Leadership as something that happens
One thing that stayed with me from the retreat was a conversation about leadership. Not leadership as a title or a role, but leadership as something that happens — often without being named — when people care deeply and feel responsible for a problem they can’t ignore.
At the same time, we talked about how hard this is. How leadership and responsibility can slowly pile up. How the people who step in once are often the ones who step in again. How showing up, over time, can start to feel less like a choice and more like an expectation.
This isn’t about blame. It’s not about saying anyone is doing something wrong. And it’s definitely not about asking those who are already tired to do more. If anything, it’s the opposite.
A gentle clarification
One misunderstanding I want to gently clear up — from my last post and from conversations since — is this:
I’m not asking leaders, advocates, or organizers to articulate the needs of others more clearly or more forcefully.

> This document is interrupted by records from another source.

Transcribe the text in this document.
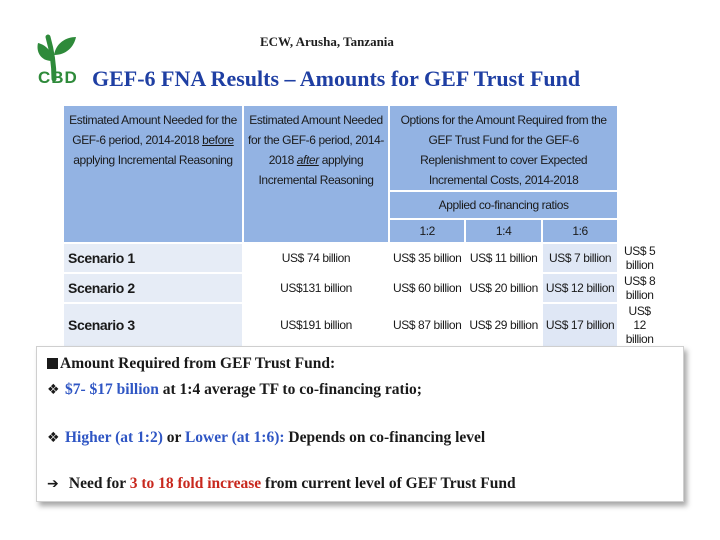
CBD
ECW, Arusha, Tanzania
GEF-6 FNA Results – Amounts for GEF Trust Fund
Estimated Amount Needed for the GEF-6 period, 2014-2018 before applying Incremental Reasoning	Estimated Amount Needed for the GEF-6 period, 2014-2018 after applying Incremental Reasoning	Options for the Amount Required from the GEF Trust Fund for the GEF-6 Replenishment to cover Expected Incremental Costs, 2014-2018			
		Applied co-financing ratios			
		1:2	1:4	1:6	
Scenario 1	US$ 74 billion	US$ 35 billion	US$ 11 billion	US$ 7 billion	US$ 5 billion
Scenario 2	US$131 billion	US$ 60 billion	US$ 20 billion	US$ 12 billion	US$ 8 billion
Scenario 3	US$191 billion	US$ 87 billion	US$ 29 billion	US$ 17 billion	US$ 12 billion
Amount Required from GEF Trust Fund:
❖ $7- $17 billion at 1:4 average TF to co-financing ratio;
❖ Higher (at 1:2) or Lower (at 1:6): Depends on co-financing level
➔ Need for 3 to 18 fold increase from current level of GEF Trust Fund
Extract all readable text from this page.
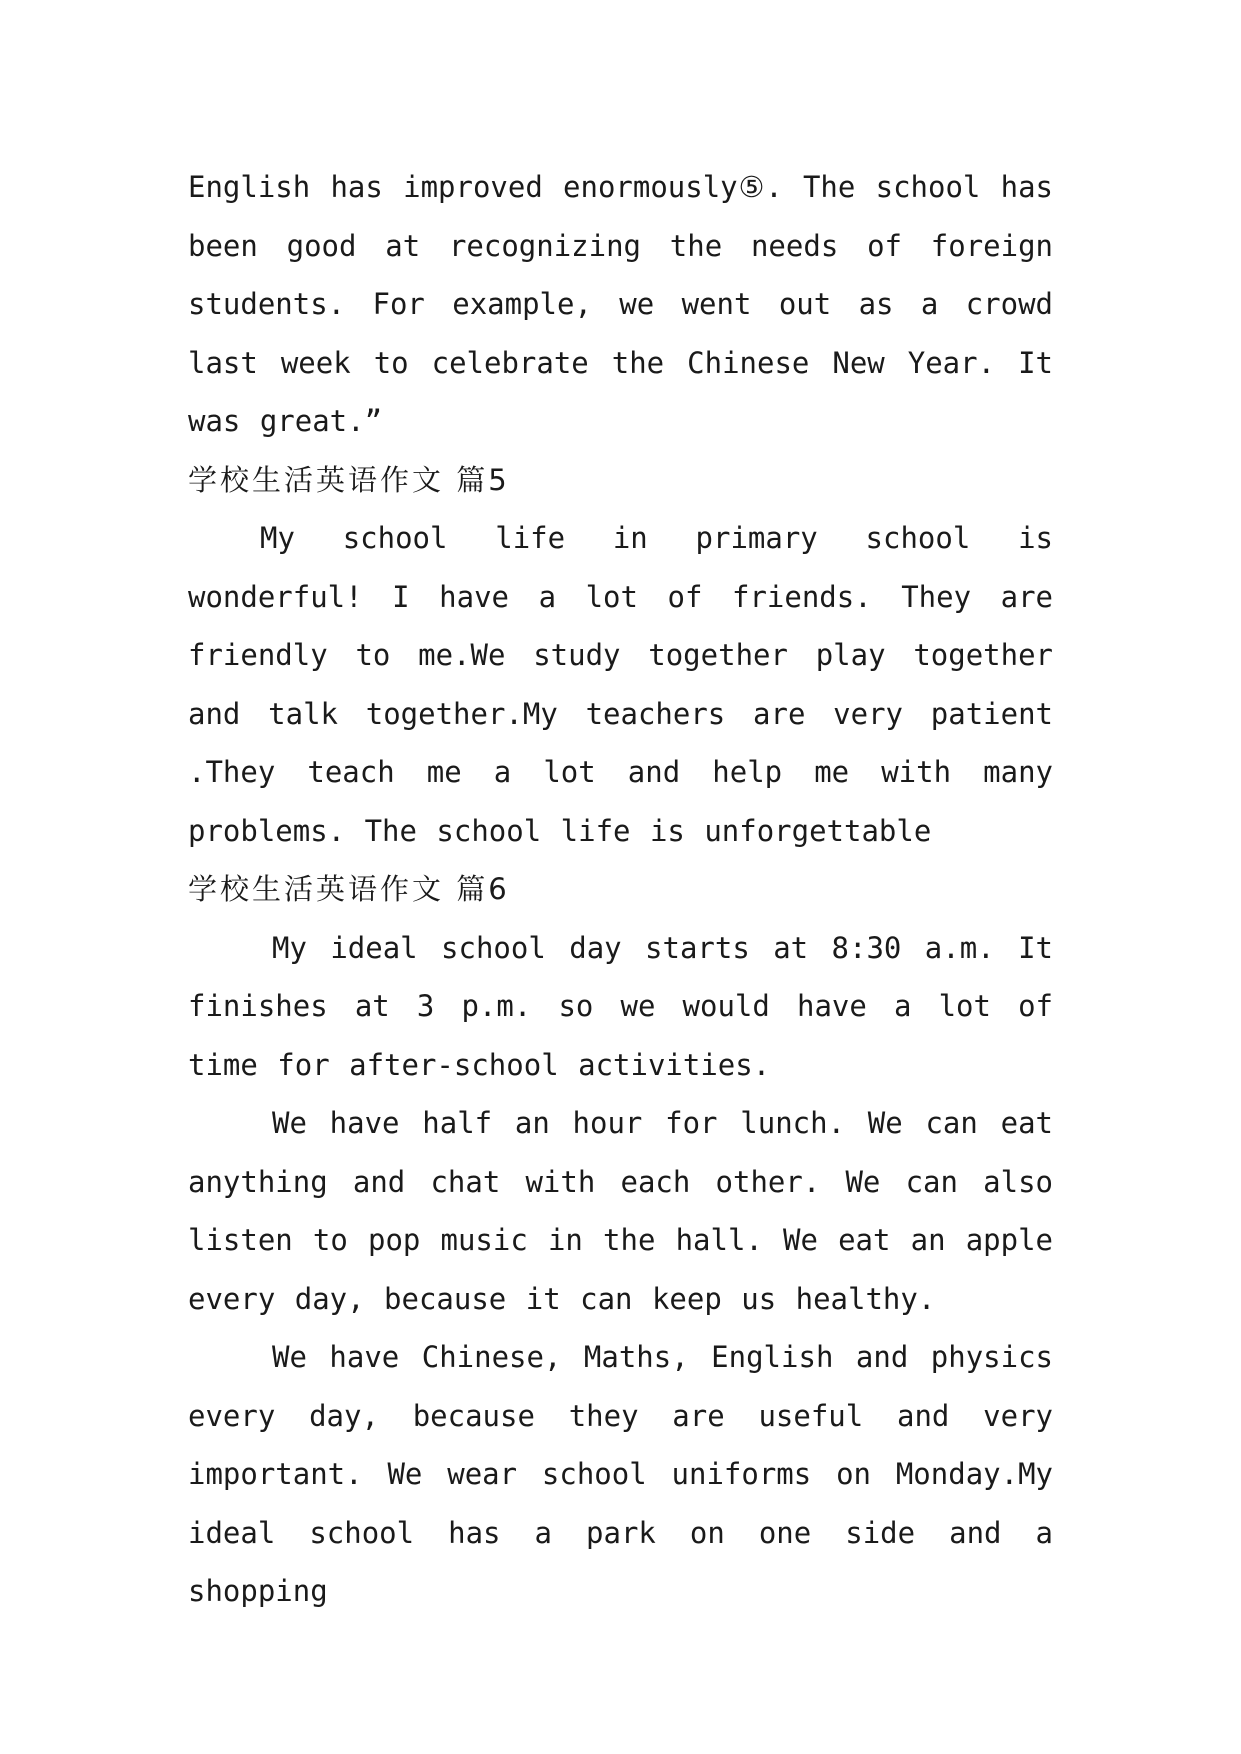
English has improved enormously⑤. The school has been good at recognizing the needs of foreign students. For example, we went out as a crowd last week to celebrate the Chinese New Year. It was great.”

学校生活英语作文 篇5

My school life in primary school is wonderful! I have a lot of friends. They are friendly to me.We study together play together and talk together.My teachers are very patient .They teach me a lot and help me with many problems. The school life is unforgettable

学校生活英语作文 篇6

My ideal school day starts at 8:30 a.m. It finishes at 3 p.m. so we would have a lot of time for after-school activities.

We have half an hour for lunch. We can eat anything and chat with each other. We can also listen to pop music in the hall. We eat an apple every day, because it can keep us healthy.

We have Chinese, Maths, English and physics every day, because they are useful and very important. We wear school uniforms on Monday.My ideal school has a park on one side and a shopping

What I’m inviting us to notice is something subtler. Sometimes, when we feel tired but still feel the urge to keep going, that’s not a personal failure or lack of resilience. It can be a signal. A sign that the way the work is structured — or the way responsibility is shared — may not be sustainable in its current form.

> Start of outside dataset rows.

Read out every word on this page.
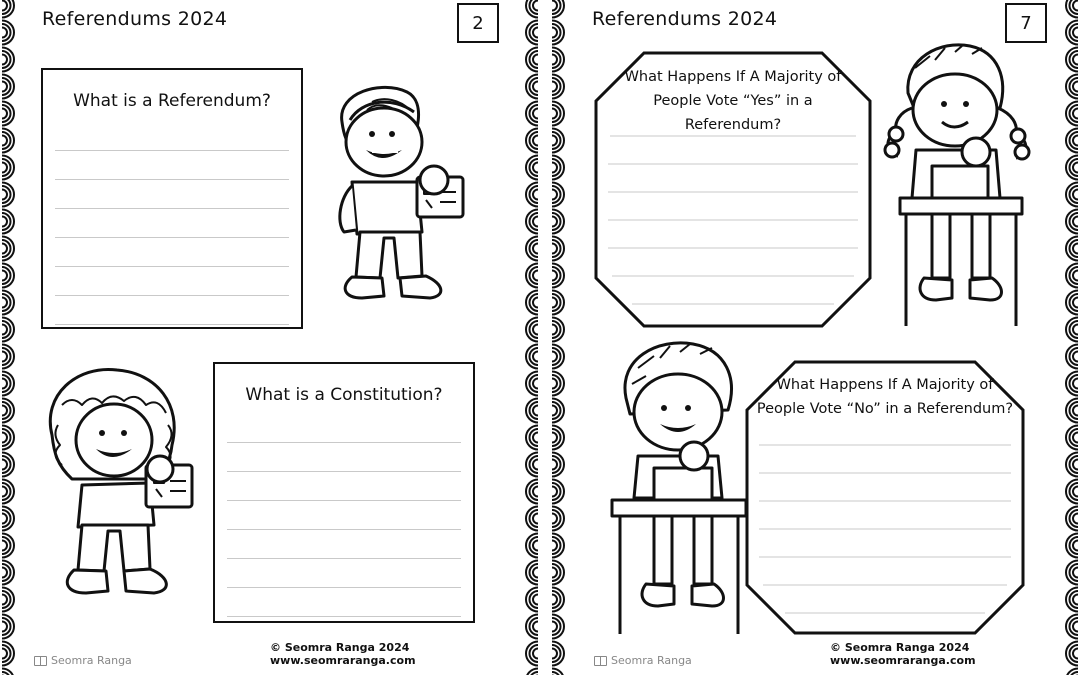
Referendums 2024	2
What is a Referendum?
What is a Constitution?
Seomra Ranga
© Seomra Ranga 2024 www.seomraranga.com
Referendums 2024	7
What Happens If A Majority of
People Vote “Yes” in a
Referendum?
What Happens If A Majority of
People Vote “No” in a Referendum?
Seomra Ranga
© Seomra Ranga 2024 www.seomraranga.com
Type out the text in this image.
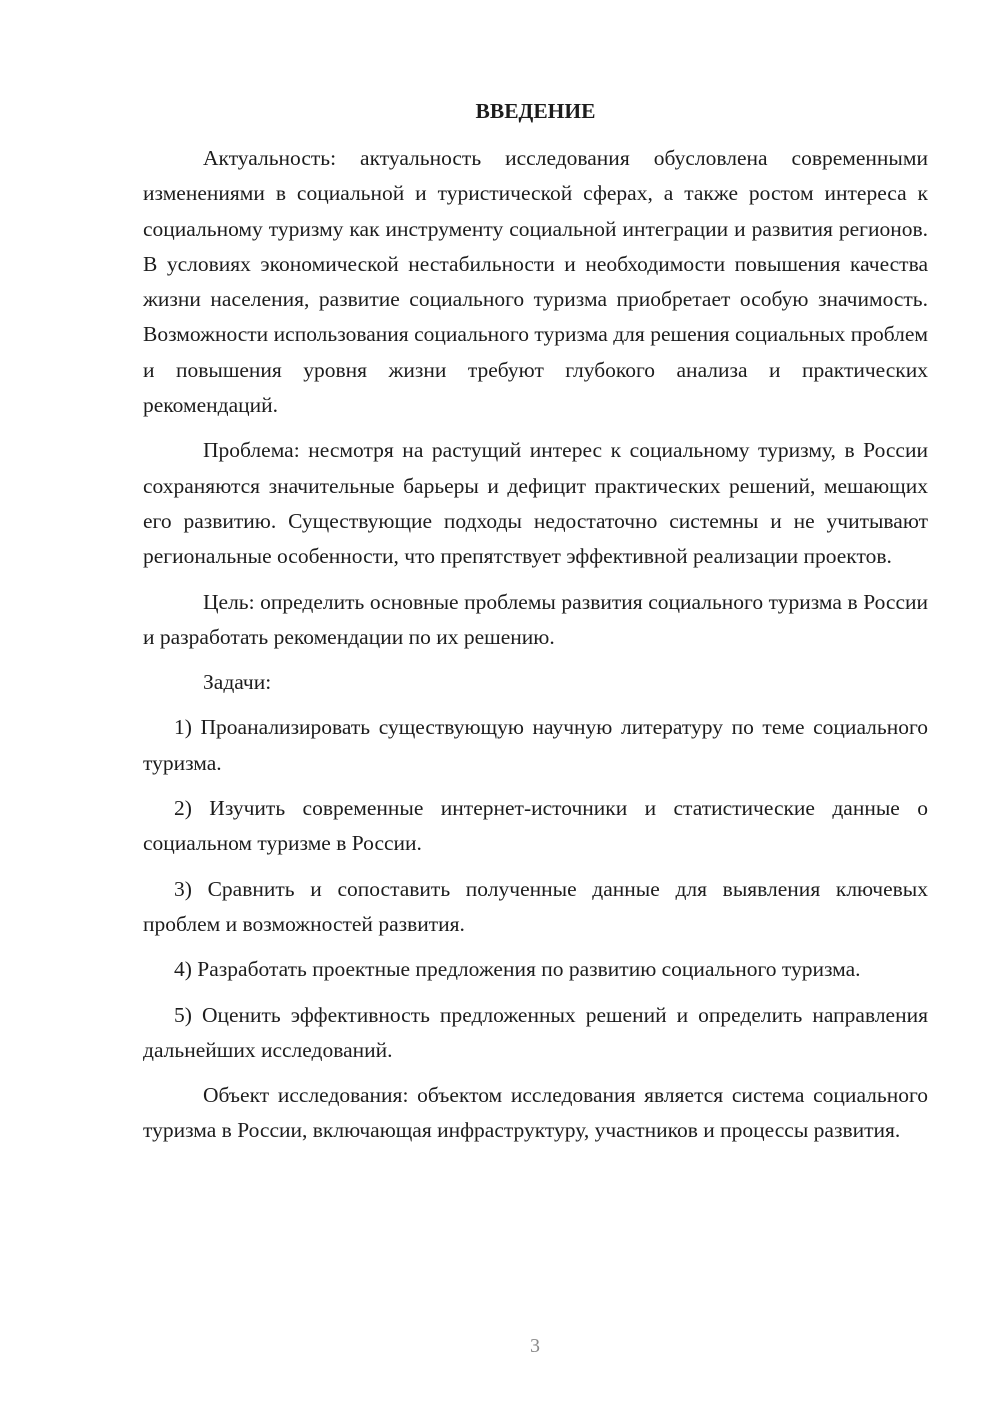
ВВЕДЕНИЕ

Актуальность: актуальность исследования обусловлена современными изменениями в социальной и туристической сферах, а также ростом интереса к социальному туризму как инструменту социальной интеграции и развития регионов. В условиях экономической нестабильности и необходимости повышения качества жизни населения, развитие социального туризма приобретает особую значимость. Возможности использования социального туризма для решения социальных проблем и повышения уровня жизни требуют глубокого анализа и практических рекомендаций.

Проблема: несмотря на растущий интерес к социальному туризму, в России сохраняются значительные барьеры и дефицит практических решений, мешающих его развитию. Существующие подходы недостаточно системны и не учитывают региональные особенности, что препятствует эффективной реализации проектов.

Цель: определить основные проблемы развития социального туризма в России и разработать рекомендации по их решению.

Задачи:

1) Проанализировать существующую научную литературу по теме социального туризма.

2) Изучить современные интернет-источники и статистические данные о социальном туризме в России.

3) Сравнить и сопоставить полученные данные для выявления ключевых проблем и возможностей развития.

4) Разработать проектные предложения по развитию социального туризма.

5) Оценить эффективность предложенных решений и определить направления дальнейших исследований.

Объект исследования: объектом исследования является система социального туризма в России, включающая инфраструктуру, участников и процессы развития.

3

Care work has a way of doing this to us. We keep going because the work matters. Because children matter. Because our communities matter. And because of that, it’s easy to blur the line between commitment and overextension.
What if leadership doesn’t start where we think?

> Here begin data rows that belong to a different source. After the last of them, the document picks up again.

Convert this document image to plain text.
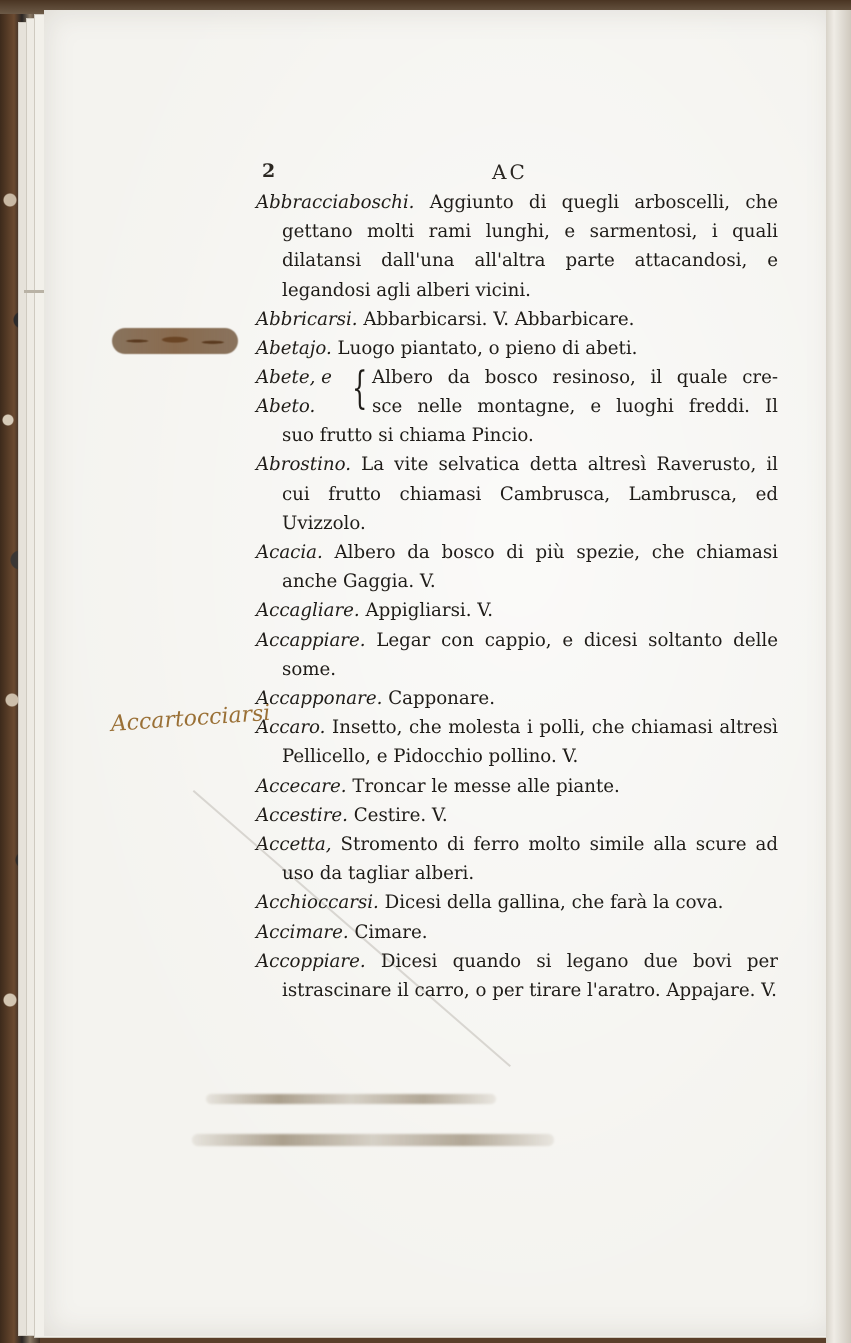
2	AC
Accartocciarsi

Abbracciaboschi. Aggiunto di quegli arboscelli, che gettano molti rami lunghi, e sarmentosi, i quali dilatansi dall'una all'altra parte attacandosi, e legandosi agli alberi vicini.

Abbricarsi. Abbarbicarsi. V. Abbarbicare.

Abetajo. Luogo piantato, o pieno di abeti.

Abete, e
Abeto. { Albero da bosco resinoso, il quale cre-
sce nelle montagne, e luoghi freddi. Il

suo frutto si chiama Pincio.

Abrostino. La vite selvatica detta altresì Raverusto, il cui frutto chiamasi Cambrusca, Lambrusca, ed Uvizzolo.

Acacia. Albero da bosco di più spezie, che chiamasi anche Gaggia. V.

Accagliare. Appigliarsi. V.

Accappiare. Legar con cappio, e dicesi soltanto delle some.

Accapponare. Capponare.

Accaro. Insetto, che molesta i polli, che chiamasi altresì Pellicello, e Pidocchio pollino. V.

Accecare. Troncar le messe alle piante.

Accestire. Cestire. V.

Accetta, Stromento di ferro molto simile alla scure ad uso da tagliar alberi.

Acchioccarsi. Dicesi della gallina, che farà la cova.

Accimare. Cimare.

Accoppiare. Dicesi quando si legano due bovi per istrascinare il carro, o per tirare l'aratro. Appajare. V.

At the retreat, I found myself thinking about leadership development efforts I’ve seen over the years — programs, academies, trainings, incentives. Many of them are well-intentioned. Some are genuinely helpful.
But I also wonder if, sometimes, they unintentionally reinforce the idea that leadership is a skill you acquire, a credential you earn, or something you’re “not yet ready” for.
What if leadership doesn’t start there?
What if leadership begins when someone notices a problem they care deeply about — and realizes they don’t see it being addressed in a way that feels right?
In that framing, leadership isn’t about becoming someone new. It’s about responding to something real. And sustainability doesn’t come from asking those people to carry more. It comes from helping them not carry it alone.
That might mean:
- Finding others who are already working on related issues, even in different spaces
- Sharing responsibility across groups instead of within a small circle
- Being honest about capacity, limits, and needs
- Or stepping back at times, not as withdrawal, but as a strategic choice
None of this makes the work less meaningful. In fact, it might make it more so.
Questions I’m sitting with
I’m still sitting with these questions myself:
- Where am I carrying something alone that doesn’t need to be?
- Where have I normalized exhaustion as part of caring?
- What would it look like to work with others differently — not harder, but wiser?
I’m sharing this not as a conclusion, but as an angle — another way of looking at our work and ourselves. Not to demand more. Not to assign guilt. But to open up space for reflection, connection, and more sustainable ways of creating change together.
Because care shouldn’t depend on a few people quietly carrying everything. And leadership shouldn’t require anyone to disappear in order to keep the work going.